On  a constaté, que le droit en RCA, conçu selon le modèle occidental, n’a pas fait  beaucoup avancer la cause du pays. Keba M’Baye a écrit  que : « chaque population a sa conception propre et originale du droit ». Il faut savoir, la RCA renferme une grande diversité de groupes ethniques et linguistiques qui ont une histoire riche et complexe… En RCA. Les fondements de l’anthropologie juridique résistent au modèle occidental. La pensée juridique n’est pas inscrite sur papier, elle existe dans les choses. Il suffit de les mettre en ordre. En outre, la CEMAC constitue une source d’inflation législative, car son domaine d’intervention n’a cessé d’augmenter d’année en année.

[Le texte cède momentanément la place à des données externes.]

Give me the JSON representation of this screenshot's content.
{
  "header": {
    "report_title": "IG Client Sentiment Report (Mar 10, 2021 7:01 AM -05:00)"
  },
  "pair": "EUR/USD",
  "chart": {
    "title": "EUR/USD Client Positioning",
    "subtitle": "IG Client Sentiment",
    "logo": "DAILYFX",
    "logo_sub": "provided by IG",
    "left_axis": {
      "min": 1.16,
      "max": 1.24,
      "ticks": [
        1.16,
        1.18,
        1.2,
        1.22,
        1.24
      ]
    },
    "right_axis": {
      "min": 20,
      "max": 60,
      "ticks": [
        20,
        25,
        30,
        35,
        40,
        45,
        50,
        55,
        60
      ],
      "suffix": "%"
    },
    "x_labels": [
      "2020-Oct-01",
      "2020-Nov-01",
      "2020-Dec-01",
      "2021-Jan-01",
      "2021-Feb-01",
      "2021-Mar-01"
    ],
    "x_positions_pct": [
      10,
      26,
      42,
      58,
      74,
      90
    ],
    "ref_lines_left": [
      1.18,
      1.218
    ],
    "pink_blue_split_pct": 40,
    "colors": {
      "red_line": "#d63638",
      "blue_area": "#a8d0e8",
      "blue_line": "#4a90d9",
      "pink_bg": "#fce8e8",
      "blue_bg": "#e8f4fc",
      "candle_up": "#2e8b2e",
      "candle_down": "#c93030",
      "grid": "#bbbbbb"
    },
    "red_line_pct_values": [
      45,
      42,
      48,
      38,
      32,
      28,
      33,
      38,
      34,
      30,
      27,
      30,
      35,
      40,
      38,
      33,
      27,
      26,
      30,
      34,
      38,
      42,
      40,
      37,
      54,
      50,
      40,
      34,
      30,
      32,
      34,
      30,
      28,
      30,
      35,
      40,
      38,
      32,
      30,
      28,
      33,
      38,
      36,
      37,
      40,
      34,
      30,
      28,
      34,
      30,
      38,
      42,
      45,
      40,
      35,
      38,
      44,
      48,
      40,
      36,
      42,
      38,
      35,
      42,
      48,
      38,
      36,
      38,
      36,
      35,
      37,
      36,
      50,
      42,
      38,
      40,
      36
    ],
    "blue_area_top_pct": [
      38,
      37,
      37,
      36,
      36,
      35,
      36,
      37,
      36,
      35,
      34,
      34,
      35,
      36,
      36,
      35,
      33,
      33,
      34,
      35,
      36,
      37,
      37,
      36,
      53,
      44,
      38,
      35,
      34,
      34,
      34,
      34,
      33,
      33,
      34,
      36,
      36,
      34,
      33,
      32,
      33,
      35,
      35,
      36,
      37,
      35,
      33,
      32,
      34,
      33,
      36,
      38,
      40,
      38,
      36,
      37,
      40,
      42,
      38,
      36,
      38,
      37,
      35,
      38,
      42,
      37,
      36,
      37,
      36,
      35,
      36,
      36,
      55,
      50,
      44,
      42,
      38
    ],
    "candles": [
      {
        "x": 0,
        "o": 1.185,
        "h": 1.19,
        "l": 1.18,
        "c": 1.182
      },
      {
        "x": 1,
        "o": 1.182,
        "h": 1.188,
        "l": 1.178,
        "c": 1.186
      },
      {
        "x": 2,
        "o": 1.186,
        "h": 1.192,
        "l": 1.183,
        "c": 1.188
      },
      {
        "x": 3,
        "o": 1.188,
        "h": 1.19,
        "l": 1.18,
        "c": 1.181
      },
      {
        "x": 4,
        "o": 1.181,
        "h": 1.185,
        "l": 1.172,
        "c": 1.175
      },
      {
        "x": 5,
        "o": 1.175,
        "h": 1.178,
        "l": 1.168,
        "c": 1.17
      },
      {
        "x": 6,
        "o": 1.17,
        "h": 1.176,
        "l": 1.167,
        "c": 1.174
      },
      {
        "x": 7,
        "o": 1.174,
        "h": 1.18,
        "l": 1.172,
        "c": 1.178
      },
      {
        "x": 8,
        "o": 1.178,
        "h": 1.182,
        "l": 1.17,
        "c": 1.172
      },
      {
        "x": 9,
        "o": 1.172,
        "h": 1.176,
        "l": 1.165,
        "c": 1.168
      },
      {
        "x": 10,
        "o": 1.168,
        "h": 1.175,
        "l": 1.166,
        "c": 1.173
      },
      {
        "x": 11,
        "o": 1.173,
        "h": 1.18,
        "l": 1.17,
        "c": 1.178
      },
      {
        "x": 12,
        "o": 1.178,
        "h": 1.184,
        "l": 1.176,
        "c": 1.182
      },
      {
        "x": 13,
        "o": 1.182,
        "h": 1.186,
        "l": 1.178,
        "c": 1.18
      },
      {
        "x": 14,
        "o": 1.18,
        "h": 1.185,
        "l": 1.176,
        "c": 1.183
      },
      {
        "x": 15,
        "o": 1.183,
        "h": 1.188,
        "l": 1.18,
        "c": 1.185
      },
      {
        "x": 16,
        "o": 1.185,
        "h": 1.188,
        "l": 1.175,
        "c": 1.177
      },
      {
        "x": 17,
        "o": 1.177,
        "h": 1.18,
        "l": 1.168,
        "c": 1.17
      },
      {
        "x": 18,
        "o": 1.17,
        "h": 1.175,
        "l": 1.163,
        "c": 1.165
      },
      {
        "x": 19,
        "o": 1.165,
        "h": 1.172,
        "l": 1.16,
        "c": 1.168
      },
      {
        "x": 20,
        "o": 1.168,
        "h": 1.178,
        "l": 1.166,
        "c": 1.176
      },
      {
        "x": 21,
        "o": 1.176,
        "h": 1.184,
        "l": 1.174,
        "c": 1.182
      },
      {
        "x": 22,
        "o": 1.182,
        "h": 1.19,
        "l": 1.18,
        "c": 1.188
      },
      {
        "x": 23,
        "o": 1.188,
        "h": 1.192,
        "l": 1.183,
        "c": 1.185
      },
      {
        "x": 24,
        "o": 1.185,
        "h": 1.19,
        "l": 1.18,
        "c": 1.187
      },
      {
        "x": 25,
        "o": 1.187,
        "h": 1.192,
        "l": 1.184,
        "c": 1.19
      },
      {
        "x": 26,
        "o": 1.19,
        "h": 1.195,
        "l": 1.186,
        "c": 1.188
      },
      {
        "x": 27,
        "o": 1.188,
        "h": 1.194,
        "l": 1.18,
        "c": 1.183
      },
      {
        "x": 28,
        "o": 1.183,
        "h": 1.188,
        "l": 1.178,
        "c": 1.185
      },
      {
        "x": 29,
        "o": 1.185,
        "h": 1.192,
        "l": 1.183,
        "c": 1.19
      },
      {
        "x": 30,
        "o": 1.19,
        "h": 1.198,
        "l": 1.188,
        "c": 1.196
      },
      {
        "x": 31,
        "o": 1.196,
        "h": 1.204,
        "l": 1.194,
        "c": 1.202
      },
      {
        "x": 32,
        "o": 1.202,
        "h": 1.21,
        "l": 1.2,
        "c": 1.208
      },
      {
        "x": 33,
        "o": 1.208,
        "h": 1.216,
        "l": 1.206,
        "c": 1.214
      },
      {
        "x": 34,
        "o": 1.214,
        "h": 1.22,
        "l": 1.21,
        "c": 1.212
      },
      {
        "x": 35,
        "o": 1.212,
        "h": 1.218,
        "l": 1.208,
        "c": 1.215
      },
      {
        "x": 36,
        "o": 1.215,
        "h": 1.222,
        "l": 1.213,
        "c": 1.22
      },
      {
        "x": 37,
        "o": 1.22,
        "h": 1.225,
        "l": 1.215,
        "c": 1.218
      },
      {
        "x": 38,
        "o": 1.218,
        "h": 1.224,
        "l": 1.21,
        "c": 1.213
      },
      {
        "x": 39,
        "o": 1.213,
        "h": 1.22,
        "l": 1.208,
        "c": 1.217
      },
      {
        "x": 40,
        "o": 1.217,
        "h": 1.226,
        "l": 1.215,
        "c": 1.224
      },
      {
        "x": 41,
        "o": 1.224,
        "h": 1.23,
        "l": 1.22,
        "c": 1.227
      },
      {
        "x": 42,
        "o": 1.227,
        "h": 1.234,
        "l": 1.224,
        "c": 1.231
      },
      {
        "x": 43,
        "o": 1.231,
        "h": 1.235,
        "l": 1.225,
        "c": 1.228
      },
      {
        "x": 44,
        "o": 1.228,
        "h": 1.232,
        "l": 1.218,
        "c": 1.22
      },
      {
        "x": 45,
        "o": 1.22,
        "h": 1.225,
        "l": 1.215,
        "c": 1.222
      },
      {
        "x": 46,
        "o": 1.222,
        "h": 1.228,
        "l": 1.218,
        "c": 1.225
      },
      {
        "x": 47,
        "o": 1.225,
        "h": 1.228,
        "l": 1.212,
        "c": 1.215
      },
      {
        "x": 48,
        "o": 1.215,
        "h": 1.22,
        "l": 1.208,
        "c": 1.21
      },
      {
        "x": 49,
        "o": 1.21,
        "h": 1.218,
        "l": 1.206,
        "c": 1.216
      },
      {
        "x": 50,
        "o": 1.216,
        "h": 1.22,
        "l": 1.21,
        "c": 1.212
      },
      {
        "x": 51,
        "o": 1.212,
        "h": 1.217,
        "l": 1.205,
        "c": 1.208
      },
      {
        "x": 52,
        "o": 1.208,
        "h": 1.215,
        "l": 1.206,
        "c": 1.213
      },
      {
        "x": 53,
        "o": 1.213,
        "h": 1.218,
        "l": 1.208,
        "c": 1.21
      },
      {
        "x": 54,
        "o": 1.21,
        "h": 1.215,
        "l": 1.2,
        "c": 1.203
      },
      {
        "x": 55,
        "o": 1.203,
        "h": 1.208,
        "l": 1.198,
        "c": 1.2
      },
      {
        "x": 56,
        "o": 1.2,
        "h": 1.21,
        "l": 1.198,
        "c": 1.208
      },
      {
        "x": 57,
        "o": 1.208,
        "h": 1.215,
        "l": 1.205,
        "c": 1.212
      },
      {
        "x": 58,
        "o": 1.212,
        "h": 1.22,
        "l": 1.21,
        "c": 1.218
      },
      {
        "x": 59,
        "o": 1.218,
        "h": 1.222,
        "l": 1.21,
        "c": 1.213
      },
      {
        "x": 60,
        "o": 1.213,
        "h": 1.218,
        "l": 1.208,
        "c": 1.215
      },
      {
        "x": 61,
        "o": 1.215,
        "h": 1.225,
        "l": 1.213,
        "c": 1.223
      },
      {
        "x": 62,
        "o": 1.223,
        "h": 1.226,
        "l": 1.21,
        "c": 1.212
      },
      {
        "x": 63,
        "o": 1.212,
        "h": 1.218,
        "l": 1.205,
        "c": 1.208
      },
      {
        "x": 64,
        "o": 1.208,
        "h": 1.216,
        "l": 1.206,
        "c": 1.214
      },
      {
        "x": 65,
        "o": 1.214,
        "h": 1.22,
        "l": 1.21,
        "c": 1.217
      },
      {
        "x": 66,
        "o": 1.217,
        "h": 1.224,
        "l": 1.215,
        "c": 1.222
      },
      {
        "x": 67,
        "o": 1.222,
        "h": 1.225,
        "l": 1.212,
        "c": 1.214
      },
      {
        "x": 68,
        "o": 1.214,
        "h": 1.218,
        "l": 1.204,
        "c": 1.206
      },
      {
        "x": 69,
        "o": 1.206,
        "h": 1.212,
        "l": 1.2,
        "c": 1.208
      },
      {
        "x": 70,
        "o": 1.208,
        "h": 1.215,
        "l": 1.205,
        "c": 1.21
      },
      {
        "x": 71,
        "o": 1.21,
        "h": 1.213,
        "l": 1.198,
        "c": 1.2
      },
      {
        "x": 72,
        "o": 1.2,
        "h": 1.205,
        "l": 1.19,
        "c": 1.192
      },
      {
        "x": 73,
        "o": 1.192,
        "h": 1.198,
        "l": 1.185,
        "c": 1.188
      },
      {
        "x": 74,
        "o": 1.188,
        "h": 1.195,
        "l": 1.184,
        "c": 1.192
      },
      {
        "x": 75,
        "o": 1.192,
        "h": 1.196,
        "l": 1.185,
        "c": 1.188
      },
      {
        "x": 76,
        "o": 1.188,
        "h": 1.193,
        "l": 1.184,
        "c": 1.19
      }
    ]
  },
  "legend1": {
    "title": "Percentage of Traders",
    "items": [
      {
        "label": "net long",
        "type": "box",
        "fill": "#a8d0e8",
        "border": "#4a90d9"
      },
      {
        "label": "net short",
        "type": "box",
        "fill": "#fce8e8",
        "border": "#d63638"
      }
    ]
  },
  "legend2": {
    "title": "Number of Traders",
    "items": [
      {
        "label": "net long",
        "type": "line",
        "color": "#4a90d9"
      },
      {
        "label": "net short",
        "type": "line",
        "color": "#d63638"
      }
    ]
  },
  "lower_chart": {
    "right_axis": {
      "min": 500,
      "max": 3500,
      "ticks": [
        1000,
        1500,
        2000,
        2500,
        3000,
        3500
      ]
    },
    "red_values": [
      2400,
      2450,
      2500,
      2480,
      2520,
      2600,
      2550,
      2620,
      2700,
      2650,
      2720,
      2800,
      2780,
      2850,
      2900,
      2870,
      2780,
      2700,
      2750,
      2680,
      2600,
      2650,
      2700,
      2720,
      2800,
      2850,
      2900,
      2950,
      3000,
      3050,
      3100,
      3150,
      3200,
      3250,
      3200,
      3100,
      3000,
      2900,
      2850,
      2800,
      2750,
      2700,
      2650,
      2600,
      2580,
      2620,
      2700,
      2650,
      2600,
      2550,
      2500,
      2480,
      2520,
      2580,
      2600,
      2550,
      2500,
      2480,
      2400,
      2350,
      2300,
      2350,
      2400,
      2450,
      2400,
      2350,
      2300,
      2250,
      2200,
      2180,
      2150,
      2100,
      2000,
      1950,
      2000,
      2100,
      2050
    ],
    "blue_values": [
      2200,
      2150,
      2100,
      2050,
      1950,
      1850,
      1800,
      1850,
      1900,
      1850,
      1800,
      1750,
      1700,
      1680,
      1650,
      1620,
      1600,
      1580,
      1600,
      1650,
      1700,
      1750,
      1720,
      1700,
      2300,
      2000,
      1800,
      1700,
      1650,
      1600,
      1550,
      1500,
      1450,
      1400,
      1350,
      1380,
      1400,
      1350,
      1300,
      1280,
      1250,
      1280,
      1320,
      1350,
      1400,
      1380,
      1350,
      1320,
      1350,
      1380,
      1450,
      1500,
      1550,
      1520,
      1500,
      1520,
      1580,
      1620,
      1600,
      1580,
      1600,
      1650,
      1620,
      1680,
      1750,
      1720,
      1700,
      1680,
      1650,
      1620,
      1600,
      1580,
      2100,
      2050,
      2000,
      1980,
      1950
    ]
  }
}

L’harmonisation d’une règle communautaire dans l’ordre juridique interne, supprime rarement, les dispositions antérieures. De même, l’obligation de transcrire la directive CEMAC en matière de finances publiques est souvent l’occasion de procéder à des transpositions qui n’en sont pas la conséquence de droit indispensable mais apparaissent comme l’accessoire nécessaire de l’environnement juridique en Afrique centrale.

En RCA comme en France ou aux USA, les différences existent dans la nature même de la loi d’un pays à l’autre. Il faut agir avec beaucoup de prudence. Les idéologies et les dogmes ont été quelque peu bousculés par le pragmatisme des ordres juridiques.

Selon les analystes, c’est pendant les transitions en RCA, que le pays a connu un net recul concernant l’état de droit. On a perdu la conception traditionnelle de la Loi, qui était d’une loi générale, abstraite et permanente. De droit modèle, on est  passé avec la transition à un droit Suiveur. Le droit est devenu plus idéaliste que réaliste. Il n’y a pas de régime de transition mais plutôt un modèle constitutionnel de la période qui reprend partout les mêmes éléments, sans en tirer les mêmes conséquences.

Les particularités de la RCA se situent au niveau de l’application de la Loi. C’est un dysfonctionnement qui date des indépendances. Parfois c’est la non-application des lois, quelque fois, c’est la mauvaise application et le retard dans l’application des lois. L’idéal, c’est l’application de la loi qui est un acte de qualité qui serait au monde des normes ce que la haute coutume est au monde du vêtement. Des textes d’applications sont très lents à paraître. Ils sont nécessaires pour faire appliquer les Lois. Mais, le législateur, est méfiant à l’égard du pouvoir règlementaire, celui-ci a pris la précaution à énumérer, parfois, ce que, sera le contenu du future texte d’application contribuant ainsi  à  gonfler le volume de ses propres lois.

L’on peut évoquer les incohérences praxéologiques qui résultent de ce que l’application de certaines lois peut avoir pour conséquence de réduire les effets de l’application d’autres lois.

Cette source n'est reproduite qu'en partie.